Conquest was best known as an acrobatic pantomimist. He produced no fewer than forty-five pantomimes, and played in as many as twenty-seven. He impersonated animals with much popular approval, and is said to have invented the modern method of 'flying' by means of 'invisible' wires. It was Ins boast that as a pantomimist he had broken every bone in his face and body. In his performance of the title role in 'The Devil on Two Sticks' he employed no fewer than twenty-nine 'traps' one 'vampire' and twenty-eight ordinary.

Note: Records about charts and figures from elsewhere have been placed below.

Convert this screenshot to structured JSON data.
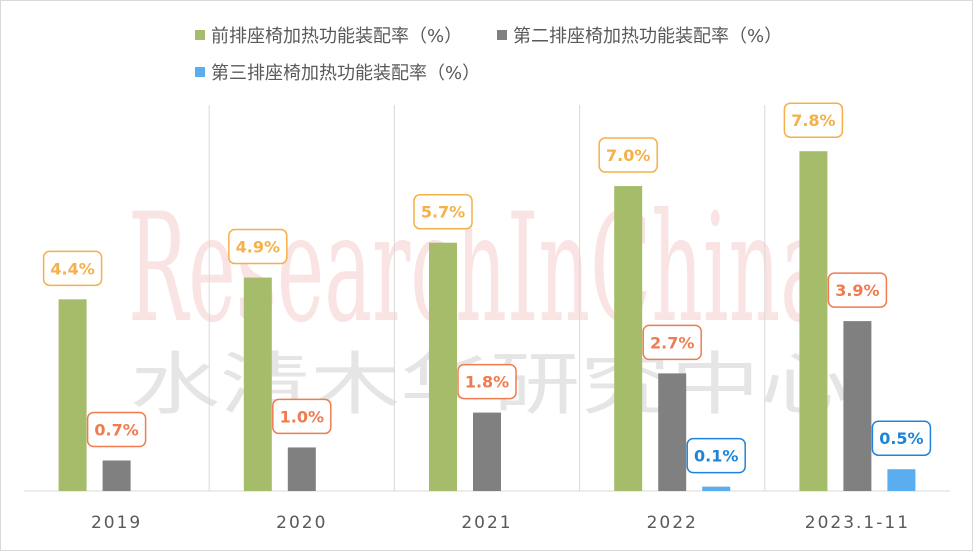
{
  "chart_data": {
    "type": "bar",
    "categories": [
      "2019",
      "2020",
      "2021",
      "2022",
      "2023.1-11"
    ],
    "series": [
      {
        "name": "前排座椅加热功能装配率（%）",
        "values": [
          4.4,
          4.9,
          5.7,
          7.0,
          7.8
        ],
        "labels": [
          "4.4%",
          "4.9%",
          "5.7%",
          "7.0%",
          "7.8%"
        ],
        "color": "#a5bd6a",
        "label_color": "#f5b04a"
      },
      {
        "name": "第二排座椅加热功能装配率（%）",
        "values": [
          0.7,
          1.0,
          1.8,
          2.7,
          3.9
        ],
        "labels": [
          "0.7%",
          "1.0%",
          "1.8%",
          "2.7%",
          "3.9%"
        ],
        "color": "#808080",
        "label_color": "#f07b4f"
      },
      {
        "name": "第三排座椅加热功能装配率（%）",
        "values": [
          0,
          0,
          0,
          0.1,
          0.5
        ],
        "labels": [
          "",
          "",
          "",
          "0.1%",
          "0.5%"
        ],
        "color": "#5aaef0",
        "label_color": "#1f84d8"
      }
    ],
    "ylim": [
      0,
      8.7
    ],
    "legend_position": "top",
    "grid": false,
    "watermark": [
      "ResearchInChina",
      "水清木华研究中心"
    ]
  }
}
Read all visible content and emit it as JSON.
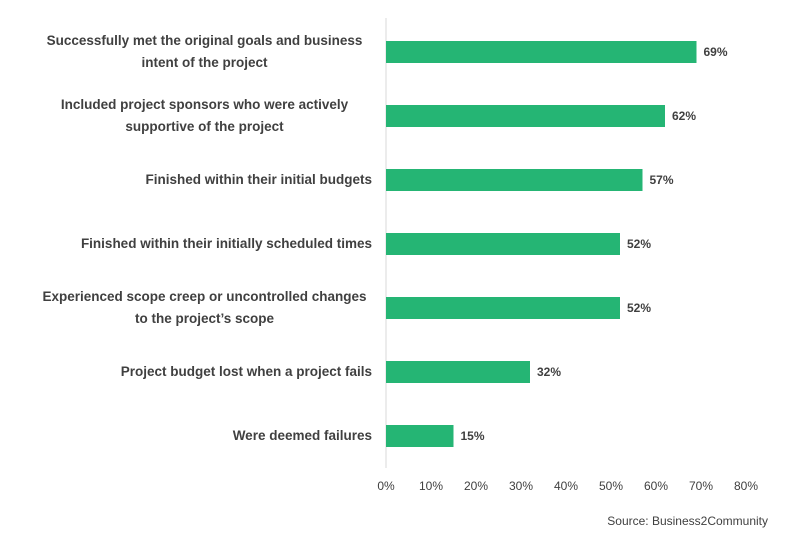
{
  "chart_data": {
    "type": "bar",
    "orientation": "horizontal",
    "categories": [
      "Successfully met the original goals and business intent of the project",
      "Included project sponsors who were actively supportive of the project",
      "Finished within their initial budgets",
      "Finished within their initially scheduled times",
      "Experienced scope creep or uncontrolled changes to the project’s scope",
      "Project budget lost when a project fails",
      "Were deemed failures"
    ],
    "values": [
      69,
      62,
      57,
      52,
      52,
      32,
      15
    ],
    "value_labels": [
      "69%",
      "62%",
      "57%",
      "52%",
      "52%",
      "32%",
      "15%"
    ],
    "color": "#25b574",
    "xlim": [
      0,
      80
    ],
    "xticks": [
      {
        "value": 0,
        "label": "0%"
      },
      {
        "value": 10,
        "label": "10%"
      },
      {
        "value": 20,
        "label": "20%"
      },
      {
        "value": 30,
        "label": "30%"
      },
      {
        "value": 40,
        "label": "40%"
      },
      {
        "value": 50,
        "label": "50%"
      },
      {
        "value": 60,
        "label": "60%"
      },
      {
        "value": 70,
        "label": "70%"
      },
      {
        "value": 80,
        "label": "80%"
      }
    ],
    "grid": false,
    "source": "Source: Business2Community"
  }
}
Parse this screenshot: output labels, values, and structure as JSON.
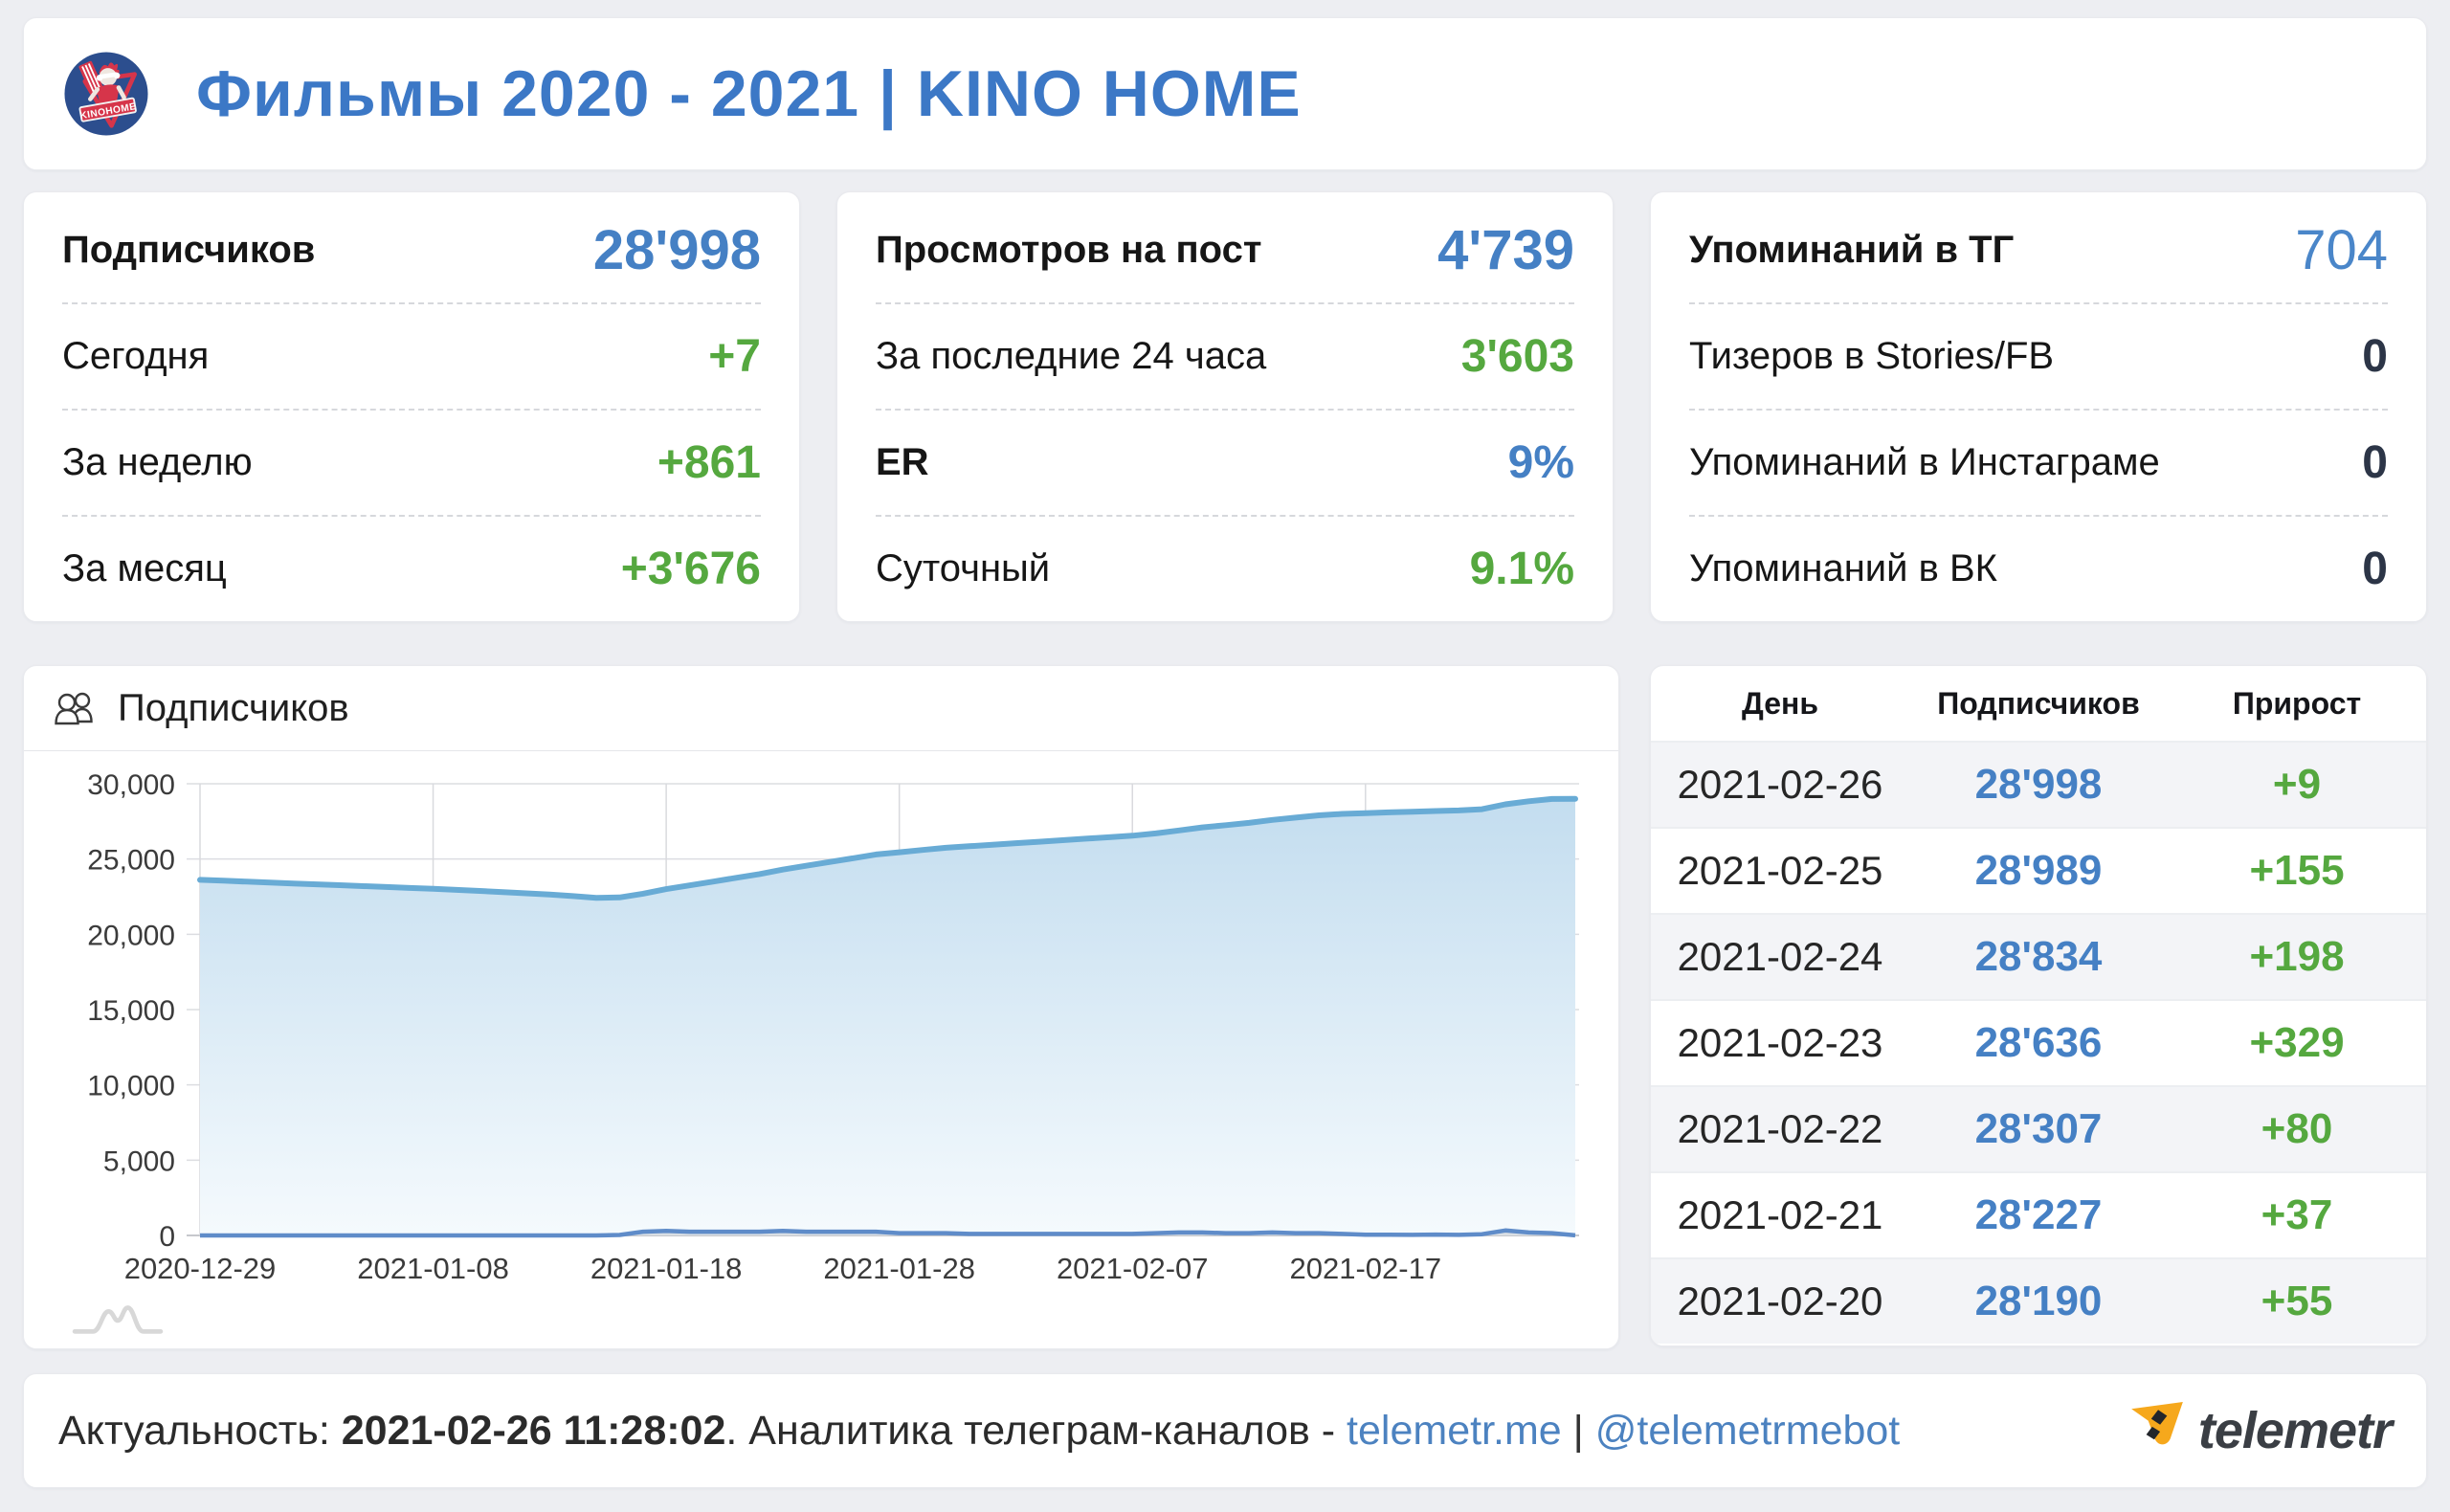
{
  "colors": {
    "page_bg": "#edeef2",
    "accent_blue": "#4580c4",
    "title_blue": "#3c78c6",
    "green": "#55a83f",
    "dark_value": "#2c3547",
    "chart_line": "#68abd5",
    "chart_area_top": "#c3ddef",
    "chart_area_bottom": "#f5fafd",
    "growth_line": "#5f8cc9",
    "link_blue": "#4c82c0",
    "brand_orange": "#f6a81c"
  },
  "header": {
    "title": "Фильмы 2020 - 2021 | KINO HOME",
    "logo_badge_text": "KINOHOME"
  },
  "stat_cards": [
    {
      "rows": [
        {
          "label": "Подписчиков",
          "value": "28'998"
        },
        {
          "label": "Сегодня",
          "value": "+7"
        },
        {
          "label": "За неделю",
          "value": "+861"
        },
        {
          "label": "За месяц",
          "value": "+3'676"
        }
      ]
    },
    {
      "rows": [
        {
          "label": "Просмотров на пост",
          "value": "4'739"
        },
        {
          "label": "За последние 24 часа",
          "value": "3'603"
        },
        {
          "label": "ER",
          "value": "9%"
        },
        {
          "label": "Суточный",
          "value": "9.1%"
        }
      ]
    },
    {
      "rows": [
        {
          "label": "Упоминаний в ТГ",
          "value": "704"
        },
        {
          "label": "Тизеров в Stories/FB",
          "value": "0"
        },
        {
          "label": "Упоминаний в Инстаграме",
          "value": "0"
        },
        {
          "label": "Упоминаний в ВК",
          "value": "0"
        }
      ]
    }
  ],
  "chart_card": {
    "title": "Подписчиков",
    "icon": "users-icon",
    "navigator_icon": "sparkline-icon"
  },
  "chart_data": {
    "type": "area",
    "title": "Подписчиков",
    "ylim": [
      0,
      30000
    ],
    "yticks": [
      0,
      5000,
      10000,
      15000,
      20000,
      25000,
      30000
    ],
    "ytick_labels": [
      "0",
      "5,000",
      "10,000",
      "15,000",
      "20,000",
      "25,000",
      "30,000"
    ],
    "xtick_labels": [
      "2020-12-29",
      "2021-01-08",
      "2021-01-18",
      "2021-01-28",
      "2021-02-07",
      "2021-02-17"
    ],
    "xtick_indices": [
      0,
      10,
      20,
      30,
      40,
      50
    ],
    "grid": true,
    "legend": "none",
    "dates": [
      "2020-12-29",
      "2020-12-30",
      "2020-12-31",
      "2021-01-01",
      "2021-01-02",
      "2021-01-03",
      "2021-01-04",
      "2021-01-05",
      "2021-01-06",
      "2021-01-07",
      "2021-01-08",
      "2021-01-09",
      "2021-01-10",
      "2021-01-11",
      "2021-01-12",
      "2021-01-13",
      "2021-01-14",
      "2021-01-15",
      "2021-01-16",
      "2021-01-17",
      "2021-01-18",
      "2021-01-19",
      "2021-01-20",
      "2021-01-21",
      "2021-01-22",
      "2021-01-23",
      "2021-01-24",
      "2021-01-25",
      "2021-01-26",
      "2021-01-27",
      "2021-01-28",
      "2021-01-29",
      "2021-01-30",
      "2021-01-31",
      "2021-02-01",
      "2021-02-02",
      "2021-02-03",
      "2021-02-04",
      "2021-02-05",
      "2021-02-06",
      "2021-02-07",
      "2021-02-08",
      "2021-02-09",
      "2021-02-10",
      "2021-02-11",
      "2021-02-12",
      "2021-02-13",
      "2021-02-14",
      "2021-02-15",
      "2021-02-16",
      "2021-02-17",
      "2021-02-18",
      "2021-02-19",
      "2021-02-20",
      "2021-02-21",
      "2021-02-22",
      "2021-02-23",
      "2021-02-24",
      "2021-02-25",
      "2021-02-26"
    ],
    "series": [
      {
        "name": "Подписчиков",
        "values": [
          23620,
          23560,
          23500,
          23440,
          23380,
          23320,
          23260,
          23200,
          23140,
          23080,
          23020,
          22950,
          22880,
          22800,
          22720,
          22640,
          22540,
          22420,
          22450,
          22700,
          23000,
          23250,
          23500,
          23750,
          24000,
          24300,
          24550,
          24800,
          25050,
          25300,
          25450,
          25600,
          25750,
          25850,
          25950,
          26050,
          26150,
          26250,
          26350,
          26450,
          26550,
          26700,
          26900,
          27100,
          27250,
          27400,
          27600,
          27750,
          27900,
          28000,
          28050,
          28100,
          28135,
          28190,
          28227,
          28307,
          28636,
          28834,
          28989,
          28998
        ]
      },
      {
        "name": "Прирост",
        "values": [
          0,
          0,
          0,
          0,
          0,
          0,
          0,
          0,
          0,
          0,
          0,
          0,
          0,
          0,
          0,
          0,
          0,
          0,
          30,
          250,
          300,
          250,
          250,
          250,
          250,
          300,
          250,
          250,
          250,
          250,
          150,
          150,
          150,
          100,
          100,
          100,
          100,
          100,
          100,
          100,
          100,
          150,
          200,
          200,
          150,
          150,
          200,
          150,
          150,
          100,
          50,
          50,
          35,
          55,
          37,
          80,
          329,
          198,
          155,
          9
        ]
      }
    ]
  },
  "table": {
    "headers": [
      "День",
      "Подписчиков",
      "Прирост"
    ],
    "rows": [
      [
        "2021-02-26",
        "28'998",
        "+9"
      ],
      [
        "2021-02-25",
        "28'989",
        "+155"
      ],
      [
        "2021-02-24",
        "28'834",
        "+198"
      ],
      [
        "2021-02-23",
        "28'636",
        "+329"
      ],
      [
        "2021-02-22",
        "28'307",
        "+80"
      ],
      [
        "2021-02-21",
        "28'227",
        "+37"
      ],
      [
        "2021-02-20",
        "28'190",
        "+55"
      ]
    ]
  },
  "footer": {
    "label": "Актуальность: ",
    "datetime": "2021-02-26 11:28:02",
    "middle": ". Аналитика телеграм-каналов - ",
    "link_site": "telemetr.me",
    "separator": " | ",
    "link_bot": "@telemetrmebot",
    "brand": "telemetr"
  }
}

Of the hundred and more plays, for the most part original melodramas or adaptations from the French, of which he was author, several were written in collaboration, and of these tho more successful were 'Velvet and Rags' (with Paul Merritt, 1874) ; 'Sentenced to Death' (with Henry Pettitt, 1875) ; 'Queen's Evidence' (with Pettitt, 1876) ; 'The Green Lanes of England' (with Pettitt, 1878) ; 'Mankind' (with Merritt, 1881); 'For Ever' (with Merritt, 1882); 'The Crimes of Paris' (with Merritt, 1883). His last play, 'The Fighting Fifth.' written with Herbert Leonard, was produced at the Surrey Theatre in October 1900. He showed his melodramatic power to good effect in such parts as Daniel Groodge in 'Mankind,' Zacky Pastrana, the Man Monkey in 'For Ever,' Simmonet and Jagon in 'The Strangers of Paris,' Ezra Lazareck in 'The New Babylon,' and Coupeau in 'Drink.' Off the stage he suffered from an impediment in his speech, which disappeared when he was acting. Conquest died at his residence in Brixton on 14 May 1901, and was buried at Norwood cemetery. He left a fortune of over 64,000l. He married in 1857 Elizabeth Ozmond, and his three sons, George, Fred, and Arthur, all successfully adopted their father's calling, both as actors and acrobatic pantomimists. Engraved portraits of Conquest appeared in ' The Theatre,' Sept. 1895, and in 'The Era,' 18 May 1901.
[Personal recollections; Clement Scott, Thirty Years at the Play, 1890; Scott and Howard's Life of E. L. Blanchard, 1891; Daily Telegraph, 15 May 1901; Era, 18 and 25 May 1901.]